The creator of Spawn, Todd McFarlane, is making figures for the new Tim Burton stop-motion animation movie, Corpse Bride. This is what I can only call a truckload of awesome.

McFarlane's company makes the best sculpted figures on the market and Burton is, well, a freak with a hyperkinetic imagination. Together they make some sort of real-life superhero team. Actually, it's kinda like chocolate and peanut butter finally hooking up, after years of flirting, and giving birth to those sweet, sweet Reese's Peanut Butter Cups we know and love.

Looking for Writer Types, part 2

Oh, yeah, so if any of you writer types want to blog here as a member instead of contributing to the Maximum Awesome site, that's cool too. Again, just drop me a line, and I can add you to the member list.

Looking for writer types

So, there are three regular contributors to Maximum Awesome at present. One and a half of those are me.
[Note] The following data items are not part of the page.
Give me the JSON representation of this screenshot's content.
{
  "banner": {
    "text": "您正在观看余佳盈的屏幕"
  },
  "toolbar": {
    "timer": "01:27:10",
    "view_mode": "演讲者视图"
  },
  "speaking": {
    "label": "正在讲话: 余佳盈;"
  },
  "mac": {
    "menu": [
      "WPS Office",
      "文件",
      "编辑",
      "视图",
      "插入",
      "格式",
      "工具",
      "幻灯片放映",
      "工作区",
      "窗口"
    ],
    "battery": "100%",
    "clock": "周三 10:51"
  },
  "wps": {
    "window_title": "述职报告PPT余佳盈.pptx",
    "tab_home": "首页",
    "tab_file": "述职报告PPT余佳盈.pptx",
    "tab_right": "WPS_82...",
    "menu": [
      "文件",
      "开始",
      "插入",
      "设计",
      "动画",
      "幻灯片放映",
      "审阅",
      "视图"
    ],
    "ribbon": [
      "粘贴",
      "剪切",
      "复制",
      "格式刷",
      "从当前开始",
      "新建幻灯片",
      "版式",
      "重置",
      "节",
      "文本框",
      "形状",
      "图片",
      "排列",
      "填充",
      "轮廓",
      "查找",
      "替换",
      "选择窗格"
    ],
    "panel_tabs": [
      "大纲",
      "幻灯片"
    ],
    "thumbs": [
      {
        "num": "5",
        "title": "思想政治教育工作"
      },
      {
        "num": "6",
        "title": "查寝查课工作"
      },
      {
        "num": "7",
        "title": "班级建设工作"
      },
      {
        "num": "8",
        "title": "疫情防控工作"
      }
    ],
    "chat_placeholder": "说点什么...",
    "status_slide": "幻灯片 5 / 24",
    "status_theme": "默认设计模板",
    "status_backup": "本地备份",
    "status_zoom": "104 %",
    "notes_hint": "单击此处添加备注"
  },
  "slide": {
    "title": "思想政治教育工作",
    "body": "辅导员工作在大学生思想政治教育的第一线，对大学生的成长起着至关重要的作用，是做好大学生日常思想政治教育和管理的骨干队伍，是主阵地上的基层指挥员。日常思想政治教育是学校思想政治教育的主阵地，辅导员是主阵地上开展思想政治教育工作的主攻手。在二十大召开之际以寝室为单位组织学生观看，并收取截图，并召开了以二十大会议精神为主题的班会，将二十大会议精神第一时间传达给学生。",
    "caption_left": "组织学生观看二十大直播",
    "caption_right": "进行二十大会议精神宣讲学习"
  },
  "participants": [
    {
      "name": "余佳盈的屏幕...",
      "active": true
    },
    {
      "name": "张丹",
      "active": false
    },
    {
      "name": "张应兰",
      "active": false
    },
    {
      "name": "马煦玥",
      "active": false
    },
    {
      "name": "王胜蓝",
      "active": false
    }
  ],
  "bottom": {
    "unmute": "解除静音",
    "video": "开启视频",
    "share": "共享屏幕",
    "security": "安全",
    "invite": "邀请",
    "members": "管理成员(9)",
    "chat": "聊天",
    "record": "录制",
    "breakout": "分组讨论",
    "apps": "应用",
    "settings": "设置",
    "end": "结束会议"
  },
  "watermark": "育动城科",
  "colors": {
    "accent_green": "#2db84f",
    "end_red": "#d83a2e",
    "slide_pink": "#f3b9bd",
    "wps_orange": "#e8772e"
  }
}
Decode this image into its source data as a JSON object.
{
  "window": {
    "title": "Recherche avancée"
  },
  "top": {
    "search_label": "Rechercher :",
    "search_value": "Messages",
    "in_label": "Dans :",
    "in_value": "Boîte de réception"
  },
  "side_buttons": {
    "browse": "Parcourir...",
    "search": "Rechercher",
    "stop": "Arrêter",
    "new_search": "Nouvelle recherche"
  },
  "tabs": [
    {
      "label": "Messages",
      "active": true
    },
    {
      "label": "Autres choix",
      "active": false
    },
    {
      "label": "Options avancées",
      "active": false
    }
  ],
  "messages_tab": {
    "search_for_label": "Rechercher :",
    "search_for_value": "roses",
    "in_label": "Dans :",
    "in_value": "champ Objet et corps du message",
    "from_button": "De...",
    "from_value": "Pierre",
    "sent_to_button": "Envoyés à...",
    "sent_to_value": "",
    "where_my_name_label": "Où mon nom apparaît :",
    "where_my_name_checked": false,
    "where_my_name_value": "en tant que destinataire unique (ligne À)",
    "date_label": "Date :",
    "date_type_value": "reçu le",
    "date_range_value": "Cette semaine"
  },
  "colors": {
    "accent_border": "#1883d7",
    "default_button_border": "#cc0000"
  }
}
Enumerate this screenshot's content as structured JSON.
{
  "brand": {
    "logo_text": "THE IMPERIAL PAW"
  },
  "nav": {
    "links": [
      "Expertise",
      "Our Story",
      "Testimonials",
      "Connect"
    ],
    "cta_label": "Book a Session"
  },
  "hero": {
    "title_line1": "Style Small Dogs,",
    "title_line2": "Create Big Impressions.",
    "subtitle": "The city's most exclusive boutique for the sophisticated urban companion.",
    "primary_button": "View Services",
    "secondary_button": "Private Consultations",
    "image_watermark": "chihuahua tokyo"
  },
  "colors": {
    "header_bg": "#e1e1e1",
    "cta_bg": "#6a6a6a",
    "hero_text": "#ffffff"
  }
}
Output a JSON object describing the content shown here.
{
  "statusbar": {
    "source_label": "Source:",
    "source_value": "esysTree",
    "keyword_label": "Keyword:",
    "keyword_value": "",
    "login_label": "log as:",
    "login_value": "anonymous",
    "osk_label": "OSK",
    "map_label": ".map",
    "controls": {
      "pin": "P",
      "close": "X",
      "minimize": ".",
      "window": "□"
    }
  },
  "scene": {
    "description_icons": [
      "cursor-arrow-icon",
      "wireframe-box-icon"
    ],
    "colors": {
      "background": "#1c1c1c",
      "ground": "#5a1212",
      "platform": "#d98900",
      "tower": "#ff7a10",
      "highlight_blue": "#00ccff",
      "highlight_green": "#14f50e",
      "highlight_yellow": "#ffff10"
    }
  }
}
I'd like to chop that ratio down a bit, so if you're a writer type or know a writer type who can be at least a little funny, head on over to the site and send an email. I'm especially looking for female writers, since we've got three males already, but that's not a prerequisite. Awesome grammarosity is. :-)

(I just used a smiley. Now I feel like a dork.)

Insomnia

Gads, what's this? Trouble sleeping? But I like sleep. I do it for a third of every day.

Nevertheless, it is hindering the funnyness of this blog. Sucks for you, I guess.

Maximum Awesome

I launched Maximum Awesome a few weeks ago. Go visit. It's much funnier than this. Seriously. Go now.

Okay, right, so this is a little companion blog. I will update as often as possible. Each post will likely be short, and there will be frequent linkage to Maximum Awesome, just like that.